La Commission considère que le protocole sur les SIG annexé au traité de Lisbonne qui constitue « une étape décisive » vers l'établissement d'un cadre européen transparent est suffisamment précis pour être à lui seul un cadre général. Un cadre non seulement utile comme peuvent l'estimer les partisans des services publics, mais aussi suffisant aux yeux de la Commission. Elle estime que le protocole et les dispositions révisées du nouveau traité marquent « un nouvel engagement européen » et souligne la démarche pragmatique de l'Union européenne en matière de SIG. La Commission veut rester fidèle à ce « pragmatisme » et, par conséquent, s'abstient de toute initiative normative.

- La réglementation sectorielle

« Les SIEG sont des services de nature économique que les États membres ou la Communauté soumettent à des obligations spécifiques de service public en vertu d'un critère d'intérêt général ». Le champ est donc a priori très large et est laissé à l'initiative des États membres, sous réserve d'erreur manifeste d'appréciation. Néanmoins, certains services sont identifiés, au préalable, comme étant des SIEG et sont dotés d'une réglementation spécifique.

C'est le cas du service public des transports, mentionné dans le traité (article 93 du TFUE, ex-article 73 du TCE), doté à ce titre d'une réglementation spécifique depuis 1969. C'est aussi le cas de différents SIEG identifiés par la Commission dans son Livre blanc comme étant des services « de réseaux » utiles à tous, et pour lesquels la Commission s'était engagée à prendre des directives particulières : communications électroniques, services postaux, marché intérieur de l'électricité, marché intérieur du gaz, et télévision. Ces règlementations sectorielles vont toutes dans le sens de la libéralisation.

- La formule de « guide pratique de l'usager »

La Commission reconnaît que l'application du droit communautaire aux SIEG est « susceptible de soulever des questions » et entraîne régulièrement des demandes de « clarification ».

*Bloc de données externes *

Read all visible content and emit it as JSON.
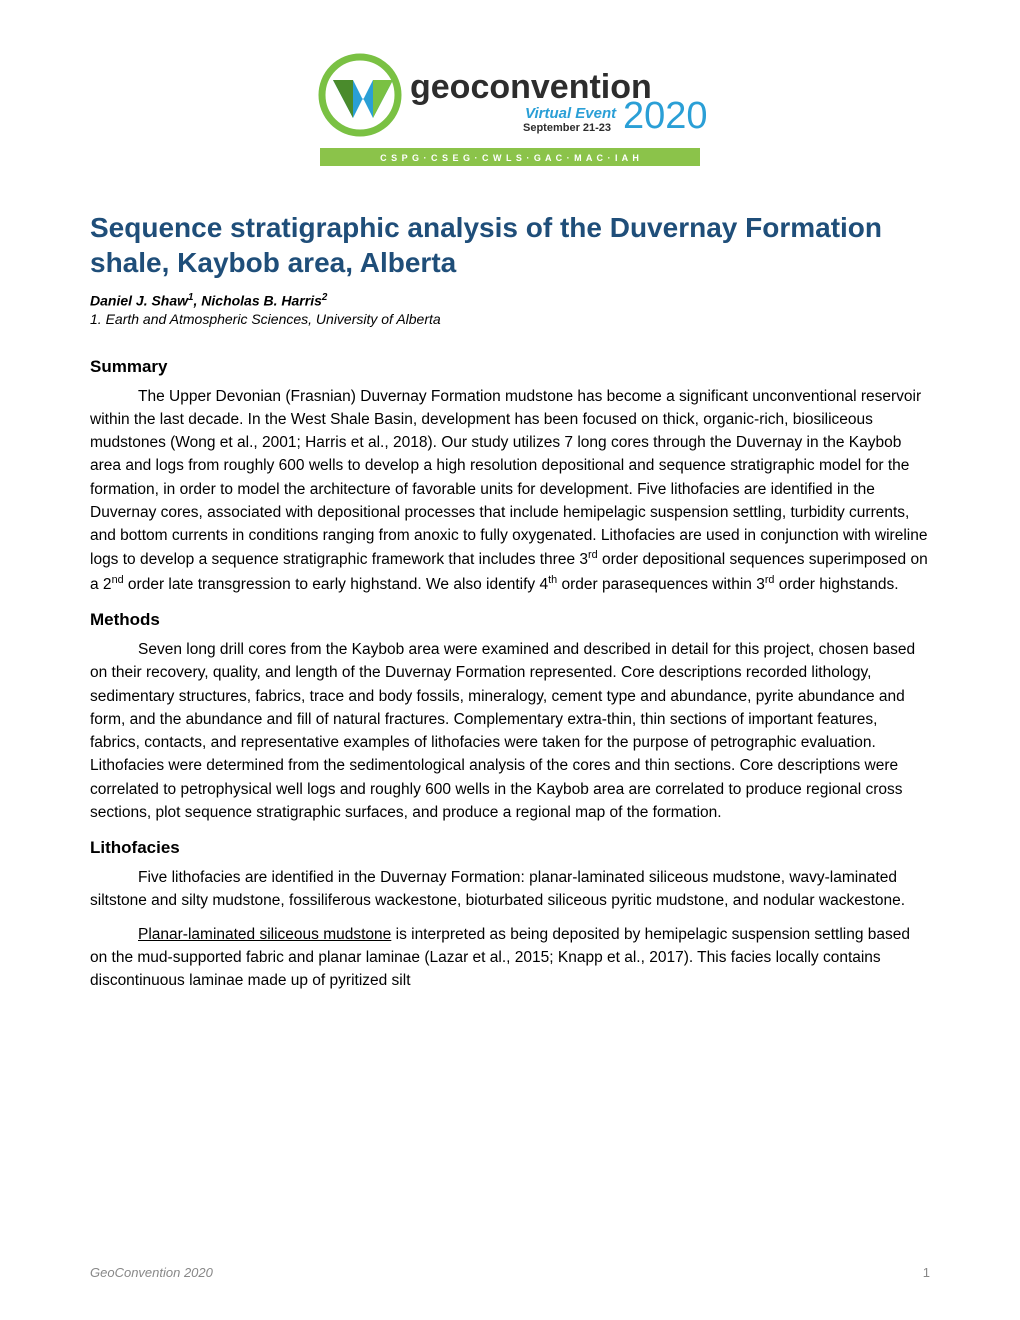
{
  "logo": {
    "main_text": "geoconvention",
    "sub_text": "Virtual Event",
    "dates": "September 21-23",
    "year": "2020",
    "sponsors": "C S P G  ·  C S E G  ·  C W L S  ·  G A C  ·  M A C  ·  I A H",
    "colors": {
      "green": "#7ac143",
      "dark_green": "#4a8b2c",
      "teal": "#2a9fd6",
      "text_dark": "#2d2d2d",
      "bar_green": "#8bc34a"
    }
  },
  "paper": {
    "title": "Sequence stratigraphic analysis of the Duvernay Formation shale, Kaybob area, Alberta",
    "title_color": "#1f4e79",
    "authors_html": "Daniel J. Shaw<sup>1</sup>, Nicholas B. Harris<sup>2</sup>",
    "affiliation": "1. Earth and Atmospheric Sciences, University of Alberta",
    "sections": {
      "summary": {
        "heading": "Summary",
        "body_html": "The Upper Devonian (Frasnian) Duvernay Formation mudstone has become a significant unconventional reservoir within the last decade. In the West Shale Basin, development has been focused on thick, organic-rich, biosiliceous mudstones (Wong et al., 2001; Harris et al., 2018). Our study utilizes 7 long cores through the Duvernay in the Kaybob area and logs from roughly 600 wells to develop a high resolution depositional and sequence stratigraphic model for the formation, in order to model the architecture of favorable units for development. Five lithofacies are identified in the Duvernay cores, associated with depositional processes that include hemipelagic suspension settling, turbidity currents, and bottom currents in conditions ranging from anoxic to fully oxygenated. Lithofacies are used in conjunction with wireline logs to develop a sequence stratigraphic framework that includes three 3<sup>rd</sup> order depositional sequences superimposed on a 2<sup>nd</sup> order late transgression to early highstand. We also identify 4<sup>th</sup> order parasequences within 3<sup>rd</sup> order highstands."
      },
      "methods": {
        "heading": "Methods",
        "body": "Seven long drill cores from the Kaybob area were examined and described in detail for this project, chosen based on their recovery, quality, and length of the Duvernay Formation represented. Core descriptions recorded lithology, sedimentary structures, fabrics, trace and body fossils, mineralogy, cement type and abundance, pyrite abundance and form, and the abundance and fill of natural fractures. Complementary extra-thin, thin sections of important features, fabrics, contacts, and representative examples of lithofacies were taken for the purpose of petrographic evaluation. Lithofacies were determined from the sedimentological analysis of the cores and thin sections. Core descriptions were correlated to petrophysical well logs and roughly 600 wells in the Kaybob area are correlated to produce regional cross sections, plot sequence stratigraphic surfaces, and produce a regional map of the formation."
      },
      "lithofacies": {
        "heading": "Lithofacies",
        "para1": "Five lithofacies are identified in the Duvernay Formation: planar-laminated siliceous mudstone, wavy-laminated siltstone and silty mudstone, fossiliferous wackestone, bioturbated siliceous pyritic mudstone, and nodular wackestone.",
        "para2_html": "<span class=\"underline\">Planar-laminated siliceous mudstone</span> is interpreted as being deposited by hemipelagic suspension settling based on the mud-supported fabric and planar laminae (Lazar et al., 2015; Knapp et al., 2017). This facies locally contains discontinuous laminae made up of pyritized silt"
      }
    }
  },
  "footer": {
    "left": "GeoConvention 2020",
    "page": "1"
  }
}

Déjà en 2004 et en 2005, les réactions au « Livre vert » avaient montré une forte demande d'éclaircissement de la part des opérateurs publics et des acteurs de terrain travaillant avec eux. « Bien consciente des difficultés liées aux délimitations des frontières entre catégories juridiques », la Commission a alors privilégié la formule des « communications interprétatives ». On peut citer par exemple la « communication de la Commission au Parlement européen, au Conseil, au Comité économique et social et au Comité des régions concernant le partenariat public/privé et le droit communautaire des marchés publics et des concession s » (COM [2005] 569 final) du 15 novembre 2005).

La Commission s'en tient à cette procédure.

La solution retenue par la Commission dans sa dernière communication est de donner des « réponses aux questions pratiques », d'abord sous forme de services en ligne, puis régulièrement publiées dans des communications spécifiques. Ainsi, le jour même de sa communication sur le SIG, la Commission publiait un « document de travail » en apportant des réponses aux « questions fréquemment posées (...) sur les aides d'État sous forme de compensations de services publics » (SEC [2007] 1516 final).

Il s'agit en d'autres termes de sortes de « guides pratiques » destinés aux opérateurs publics. Ces initiatives sont certes très utiles mais ne remplacent pas un cadre réglementaire européen sûr et global.

* (2) Communication de la Commission : « Les services d'intérêt général, y compris les services sociaux d'intérêt général : un nouvel engagement européen » - COM (2007) 725 final.